The recently released film Oppenheimer has drawn public attention to the real and present danger of nuclear weapons. This is long overdue, as the nuclear threat has often been overshadowed in public discourse, despite these weapons presenting as much of an existential risk as the climate crisis.
The Doomsday Clock, a symbolic measure of humanity’s vulnerability to global catastrophes, was recently re-adjusted from 100 seconds to midnight, to 90 seconds to midnight. The Doomsday Clock is set annually by the Bulletin’s Science and Security Board in consultation with its Board of Sponsors, (which includes 10 Nobel Prize laureates). There are multiple reasons for this.
Over the past 25 years, the global nuclear security architecture has come under strain and its resilience has been severely tested, reminding us that the nuclear fears depicted in Oppenheimer remain pertinent. It is imperative for the world to take the threat of nuclear weapons seriously – and map a pathway towards nuclear non-proliferation and disarmament.
Kazakhstan knows all too well the disastrous consequences of nuclear weapons. For almost half a century, our land endured atmospheric, ground, and underground tests. This impacted the health of roughly 1.5 million Kazakhs living near the Semipalatinsk test site, where the Soviet Union conducted nuclear tests between 1949-1989. The aftereffects of radiation persist even three decades after Kazakhstan decommissioned the Semipalatinsk test site in 1991.
UN Secretary-General Antonio Guterres was right when he said last year that it is vital to eliminate the threat of nuclear weapons before they eliminate our world. What can be done to achieve this?
How can we eliminate the threat of nuclear weapons?

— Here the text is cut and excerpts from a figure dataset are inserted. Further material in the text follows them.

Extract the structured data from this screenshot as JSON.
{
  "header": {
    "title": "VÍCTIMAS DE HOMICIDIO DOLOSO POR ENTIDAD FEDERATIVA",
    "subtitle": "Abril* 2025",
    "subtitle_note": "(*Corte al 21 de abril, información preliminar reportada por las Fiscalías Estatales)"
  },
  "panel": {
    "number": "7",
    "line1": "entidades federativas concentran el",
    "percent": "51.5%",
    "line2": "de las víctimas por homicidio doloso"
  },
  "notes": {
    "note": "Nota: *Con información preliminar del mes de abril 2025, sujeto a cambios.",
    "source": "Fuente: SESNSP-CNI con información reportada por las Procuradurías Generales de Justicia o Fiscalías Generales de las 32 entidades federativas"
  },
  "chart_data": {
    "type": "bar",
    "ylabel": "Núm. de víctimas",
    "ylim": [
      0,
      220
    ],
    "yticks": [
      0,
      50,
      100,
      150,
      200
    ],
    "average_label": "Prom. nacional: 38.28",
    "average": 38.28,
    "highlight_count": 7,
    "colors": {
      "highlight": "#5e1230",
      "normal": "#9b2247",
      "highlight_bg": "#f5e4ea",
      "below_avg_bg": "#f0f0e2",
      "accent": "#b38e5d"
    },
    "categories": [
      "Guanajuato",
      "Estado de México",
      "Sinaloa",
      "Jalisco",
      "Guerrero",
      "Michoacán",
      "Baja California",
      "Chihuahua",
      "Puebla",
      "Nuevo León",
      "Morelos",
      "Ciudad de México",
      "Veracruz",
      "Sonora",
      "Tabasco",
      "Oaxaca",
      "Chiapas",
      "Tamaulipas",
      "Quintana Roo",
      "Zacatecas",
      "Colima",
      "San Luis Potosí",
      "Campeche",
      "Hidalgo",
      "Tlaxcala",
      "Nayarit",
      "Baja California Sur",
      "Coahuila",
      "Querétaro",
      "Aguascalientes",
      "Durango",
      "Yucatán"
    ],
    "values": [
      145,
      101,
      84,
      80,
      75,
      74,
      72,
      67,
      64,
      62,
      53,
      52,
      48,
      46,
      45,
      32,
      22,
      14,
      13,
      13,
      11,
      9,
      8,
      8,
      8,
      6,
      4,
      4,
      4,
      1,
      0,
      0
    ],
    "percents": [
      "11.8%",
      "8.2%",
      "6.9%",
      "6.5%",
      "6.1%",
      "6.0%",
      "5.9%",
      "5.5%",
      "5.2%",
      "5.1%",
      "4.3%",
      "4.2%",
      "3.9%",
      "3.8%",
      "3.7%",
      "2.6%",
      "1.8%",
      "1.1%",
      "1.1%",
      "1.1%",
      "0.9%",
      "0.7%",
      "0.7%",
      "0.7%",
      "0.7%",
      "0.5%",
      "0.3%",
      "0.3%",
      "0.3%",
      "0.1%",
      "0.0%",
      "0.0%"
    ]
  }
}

First, the international community must resist any attempt to normalize nuclear threats, challenging those who assert that even a limited nuclear strike can be justified.

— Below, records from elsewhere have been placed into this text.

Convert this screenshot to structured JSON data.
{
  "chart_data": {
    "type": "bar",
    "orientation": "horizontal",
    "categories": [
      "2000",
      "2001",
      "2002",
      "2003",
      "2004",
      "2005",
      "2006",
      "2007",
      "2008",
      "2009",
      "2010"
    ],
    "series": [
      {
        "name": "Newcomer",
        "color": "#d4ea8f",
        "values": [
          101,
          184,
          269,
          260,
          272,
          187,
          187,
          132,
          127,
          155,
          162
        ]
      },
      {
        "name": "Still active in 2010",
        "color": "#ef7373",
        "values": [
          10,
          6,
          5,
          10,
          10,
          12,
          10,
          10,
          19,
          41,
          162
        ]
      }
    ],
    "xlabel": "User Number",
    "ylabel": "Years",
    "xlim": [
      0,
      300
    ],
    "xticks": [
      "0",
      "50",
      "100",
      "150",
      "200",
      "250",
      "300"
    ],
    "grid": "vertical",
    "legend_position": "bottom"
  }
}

Secondly, negotiations on arms control and further reductions of nuclear arsenals must be resumed. In particular, it is critical for the US and Russia to negotiate a new arms control framework to supersede New START, the last remaining major nuclear arms control agreement between the United States and Russia that is still in force. Unless updated, New START will expire in 2026.
The international community must underscore the need to restore global nuclear diplomacy and reaffirm worldwide commitment to nuclear disarmament – the ultimate goal of the Treaty on the Non-Proliferation Weapons and the more recent Treaty on the Prohibition of Nuclear Weapons (TPNW).

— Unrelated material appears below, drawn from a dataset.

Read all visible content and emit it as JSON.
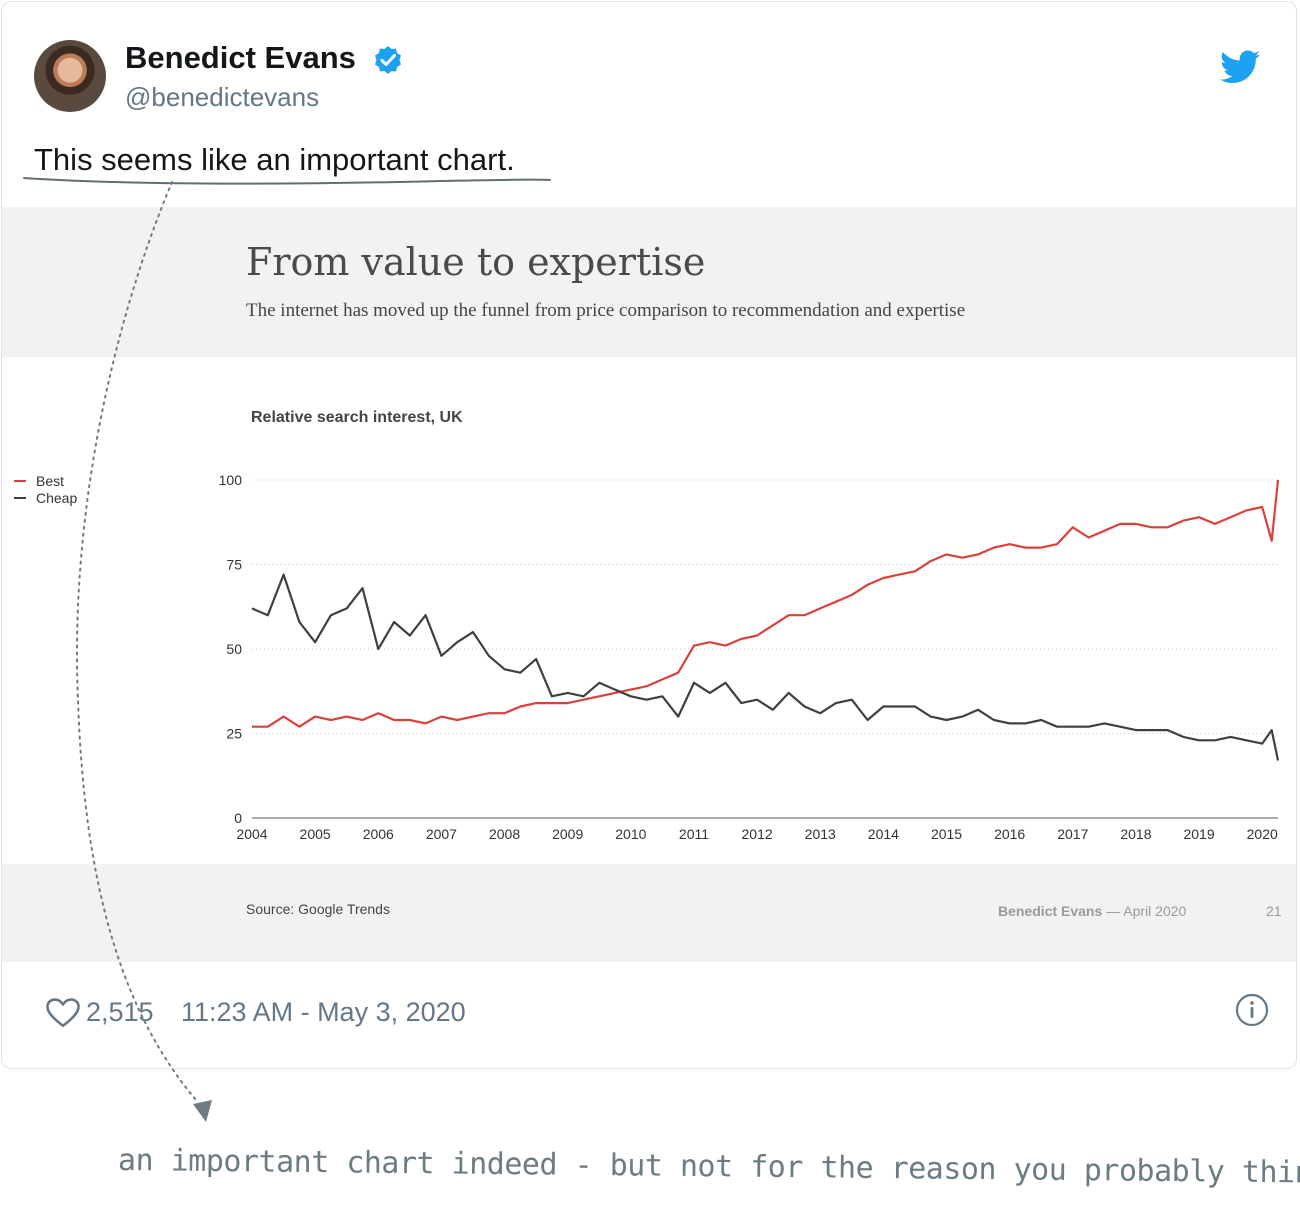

Next month’s G20 summit in New Delhi, which will bring together global powers’ senior representatives, presents an ideal opportunity for political leaders to reaffirm their commitment to nuclear non-proliferation and disarmament.
Since the 10th Nuclear Nonproliferation Treaty (NPT) Review Conference concluded a year ago without agreement, ahead of the next Review Conference in 2026, states parties to the NPT should leverage preparatory meetings to redress this and to advance an agenda to reduce nuclear risks and strengthen the treaty that has long been the cornerstone of the global nonproliferation regime.
Kazakhstan has been entrusted by NPT signatories to chair the second session of the NPT Preparatory Committee. It is my country’s hope that a balanced approach can reinforce the Treaty’s review process. To support the global push for nuclear disarmament, Kazakhstan was among the first states to join the Treaty on the Prohibition of Nuclear Weapons (TPNW) in 2019.
Given our painful history with nuclear testing, we have partnered with Kiribati – a Pacific nation that has similarly experienced the devastating fallout from nuclear tests – to co-chair a working group focused on victim assistance, environmental remediation, and international cooperation under the framework of the TPNW. A key goal is to establish an International Trust Fund. We are optimistic that this initiative can be realized during Kazakhstan’s presidency at the third meeting of States Parties to the TPNW in 2025.
Even amid global geopolitical unease, progress in nuclear disarmament is possible. The number of nuclear weapons has decreased from around 65,000 in the mid-1980s to about 12,500 today. Kazakhstan can act as a blueprint for nuclear powers as a country that voluntarily relinquished its nuclear weapons after independence from the Soviet Union, and closed the world’s largest nuclear test site.
Together with its neighbors in the region, Kazakhstan established a Nuclear-Weapon-Free Zone in Central Asia. This process can be applied to other regions of the world too.
Of course, numerous political and technical obstacles stand in the way of a nuclear-weapon-free world. Yet, as international tensions and nuclear arsenals rise, there’s no alternative if we are to avert potential disaster. The record of close calls over the decades shows just how near the world was to a nuclear catastrophe. Amid other pressing global challenges, the time to eliminate the man-made threat of nuclear weapons is now.
The writer is the first deputy minister of foreign affairs of Kazakhstan.